The old joke goes that after the beautiful language was born in Zanzibar and grown up in Tanzania, it had been killed in Kenya and buried in Uganda.
But the Kenyans are not the only guilty ones in practicing 'lingocide', and nor are Ugandans the only lingual undertakers in the region. The Tanzanians themselves are guilty of a similar offence. What Uganda and Kenya did to Kiswahilli, the Tanzanians did to English.
Suppose you met this smart young lady dressed in a business suit on Parliament Avenue in Kampala and on asking her for directions she smiles apologetically and says in her language that she does not know English! It would be odd, wouldn't it? In Dar es Salaam it would not be. They killed English decades ago. It was the language of colonialists, exploiters and all those things. They reasoned that English is not the same as knowledge and went ahead to promote Kiswahilli as the official language in which everything is transacted.
Coupled with massive primary education then, they soon achieved 100 percent literacy, probably the highest in the world ever. All citizens could read and write Kiswahilli and everybody was happy, for a while.
People in their late-twenties now tell you with regret how they used to escape learning English in primary school: If a teacher insisted on making them speak English, they just had to report the matter to the local chairman, an LC of sorts, and the teacher would be sorted out.
You can still hear the advocates of Kiswahilli advance arguments like Chinese and French scientists do not know English yet they invent things.
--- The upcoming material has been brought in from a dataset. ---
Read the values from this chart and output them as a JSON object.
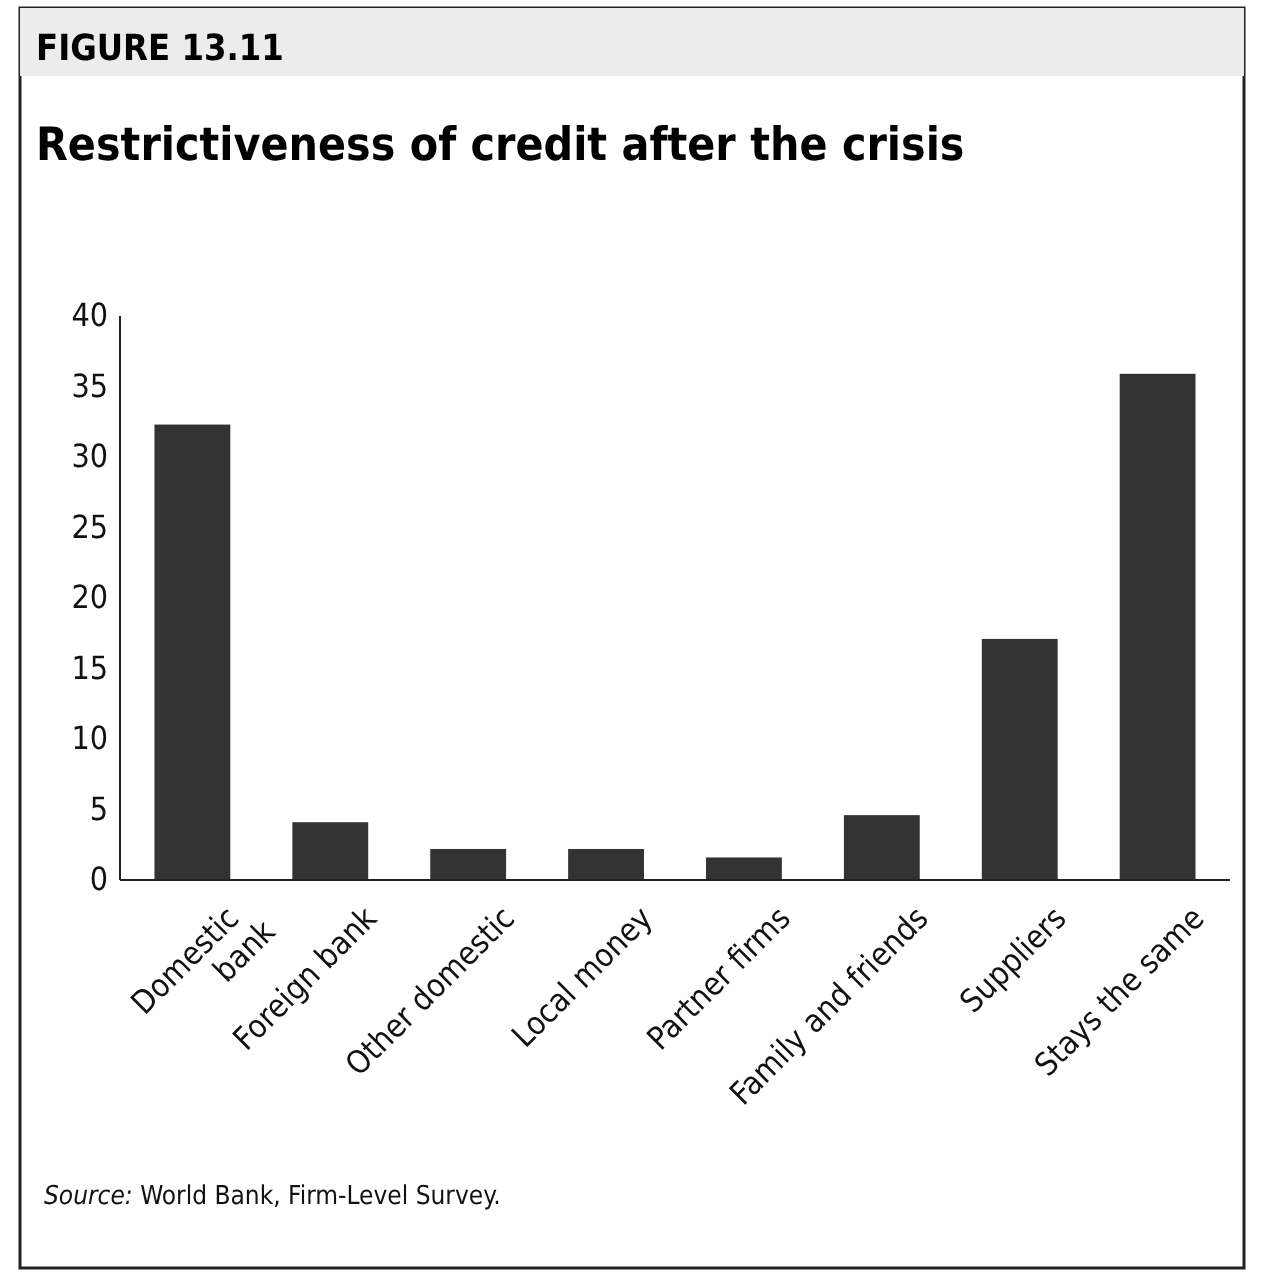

However non-English speaking Tanzanian scientists are taking their time inventing anything, and the free market forces are not waiting for them.
In the not-so-new post-cold war world of unipolar politics, everyone is rushing to learn the language of the Americans. It is called English. And the free market forces are bringing back the language to Tanzania.
If it had been the 'good' old days of Ujamaa, the government would probably have just taken a decision and presto, everyone would be speaking and writing English.
But these are days of willing-buyer-willing-seller. If you want to learn English, you have to pay for it. Gone are the days when adult literacy classes were popular.
Today if you are too old to learn US President George W. Bush's language (in our days it was the Queen's language), at least your child is not.
If you have the money, you pack off the teenager to neighbouring Kenya or Uganda for their secondary education. If you are not so loaded, you send them to a local 'academy' where the language of instruction is English. But they still cost money.
That way, your child has a better chance of one day getting a job in the growing private sector. But even the shrinking government public service is no longer excited about people who can only speak Kiswahilli.
Probably, the most difficult aspect of adjustment from socialism to free market is the adaptability of the human resources. You should hear the German expatriates in Kampala, Nairobi and I believe anywhere in the world as they make such uncharitable utterances about their fellow countrymen from the former East! It seems they only post former Westerners abroad. And you thought we had a problem of tribalism!
The new tribes of nations appear to be based on the level and type of education. In the highly industrialised Germany, it depends where your school was prior to the collapse of the Berlin wall. In Tanzania, it is a matter of which language they used at your school.